The audience is taken on a bewildering ride when struggling, low budget filmmaker Gillian (played by Gillian Wallace Horvat, who also directs the film), takes murderous revenge on some of the people who have rejected her scripts in movie-obsessed Los Angeles.

Highlighting the correlation between making movies and becoming a successful serial killer, Gillian uses the idea of ‘hypothetically’ eliminating those people she dislikes, using her social and work circles to start off with.

Eventually, in an even more macabre twist, she progresses to murdering virtually any suitable people she can find, while filming it all along the way.

The movie opens with Gillian’s script about political machinations in Israel being rejected – just another in a long line of knockbacks she has suffered in previous years.

Unspeakably angry, Gillian goes to her boyfriend Keith (Keith Poulson) with her new movie idea to make a low budget movie – starring her as a real-life serial killer – and in which she actually films herself committing these ‘murders’ on ‘real life’ film sets.

Her first ‘victim’ is an old schoolfriend who is about to marry a woman Gillian believes to be ‘evil and manipulating’.

Setting off on a short hike in the hills around LA with the friend on the pretence of ‘reconnecting’ after several years estrangement, Gillian ‘accidentally’ provides him with a bagel that has had sesame seeds on it, knowing he is highly allergic.
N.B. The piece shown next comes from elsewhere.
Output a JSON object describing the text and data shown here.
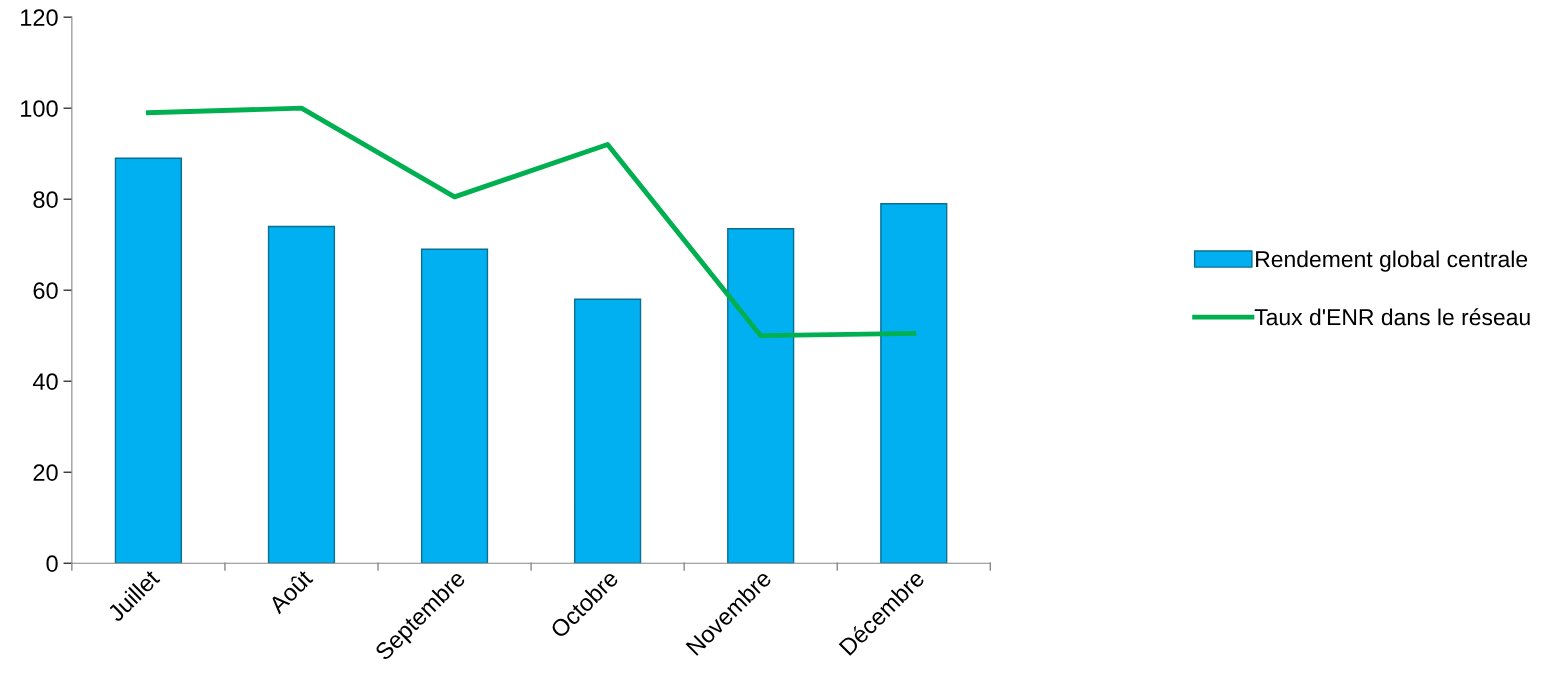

When queried as to whether the bagel has any seeds, Gillian insists she has removed all trace of them but, shortly after, her friend succumbs to a severe anaphylactic attack, thus, becoming the first of Gillian’s victims.

Further killings are captured on film by Gillian, including people she dislikes at work, as well as random victims played by ‘non-actors’ off the street.

The whole premise for the movie revolves around Gillian ‘redirecting’ her movie-making skills into becoming the best serial killer she can be.

In one case towards the end of the film, this involves her breaking and entering the home of one of her enemies and rearranging the room into a crime scene, while at the same time filming everything and murdering the occupant.

Such detail not only makes the film more interesting but keeps the audience involved, as Gillian’s continuous use of a variety of cheap digital cameras (including, unusually, a ‘head-held’ one), captures all of the action.

An extremely quirky and sometimes disturbing film, I Blame Society is showing at Luna Cinemas Leederville from May 20, 2021.